Daunorubicin (DNR) belongs to anthracycline class of drugs that has been reported with a significant role in treating leukemia. But use of DNR is restricted due to associated cardiotoxicity. In this review, we present the cardiotoxic effects associated with DNR along with some ameliorative agents. DNR induced sub chronic cardiomyopathy, down regulation of cytokines and stem cell markers which may reflect impaired chemotaxis, migration and homing of stem cells; and tissue repair in the heart. DNR may affect the heart by forming hydrophobic interactions and hydrogen bonds with cardiac myosin. DNR cardiotoxicity may change with age of patient as systematic clearance of drug decreases with age. Cardiotoxicity effects may include inhibition of cardioprotective epoxyeicosatrienoic acid. Adenosine, sodium ferulate and pomegranate have been reported as promising cardio-protectants against DNR induced cardiotoxicity. GnRH conjugates containing DNR also showed no associated cytotoxic effects on cardiomyocytes. Future research on amelioration of DNR associated toxicity is highly recommended.

Key words

Daunorubicin, cardiotoxicity, cardiac myosin, cytotoxic effects, cardiomyocytes, amelioration, cardio-protectants

Introduction

Anthracycline is a type of antibiotic that comes from Streptomyces peucetius bacteria. Each anthracycline drug contains rubicin as suffix in its name, which is derived from Latin word rubidus, that means red. Anthracyclines are aromatic polyketides available in large variety of forms because of structural differences in the aglycone [1]. The generic name anthracycline was given by H. Brockmann to a group of glycosidic compounds whose aglycones, called anthracyclinones, had a basic structure of 7,8,9,10-Tetrahydro 5,12-naphthacene quinone [1]. The common anthracycline drugs include daunorubicin, doxorubicin, epirubicin and idarubicin. Important functional characteristics of the anthracycline antibiotics are (a) the planar anthraquinone ring system (b) quinone groups on the unsaturated rings (c) stereochemistry of the D ring substitution at position 9 and (d) the amino sugar, daunosamine, which provides water solubility and chemical architecture for stabilizing DNA binding [2].  

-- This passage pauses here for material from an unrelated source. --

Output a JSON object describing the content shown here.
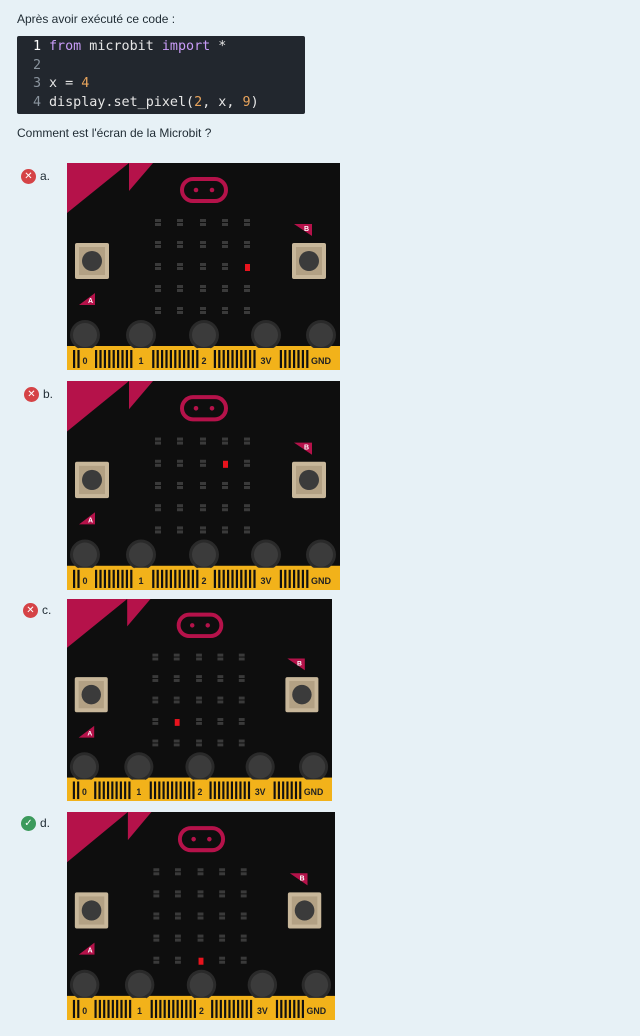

Anthracyclines are used to treat many types of cancer. These are effective against broad range of malignancies including solid and hematological tumors. These are also used against leukemia, lymphoma, breast cancer, bladder cancer, uterine cancer, bowel cancer and other broad-spectrum therapies which make them first-line chemotherapeutic drugs [1]. Anthracyclines are known to inhibit the synthesis of DNA and RNA by intercalation and base modification, thus preventing the replication of rapidly growing cancer cells [3]. These interact with topoisomerase II enzyme which results in disturbance in the replication and transcription processes [3]. The mechanism may involve the production of iron-mediated free oxygen radicals that damage the DNA and cell membranes (Figure 1) [3].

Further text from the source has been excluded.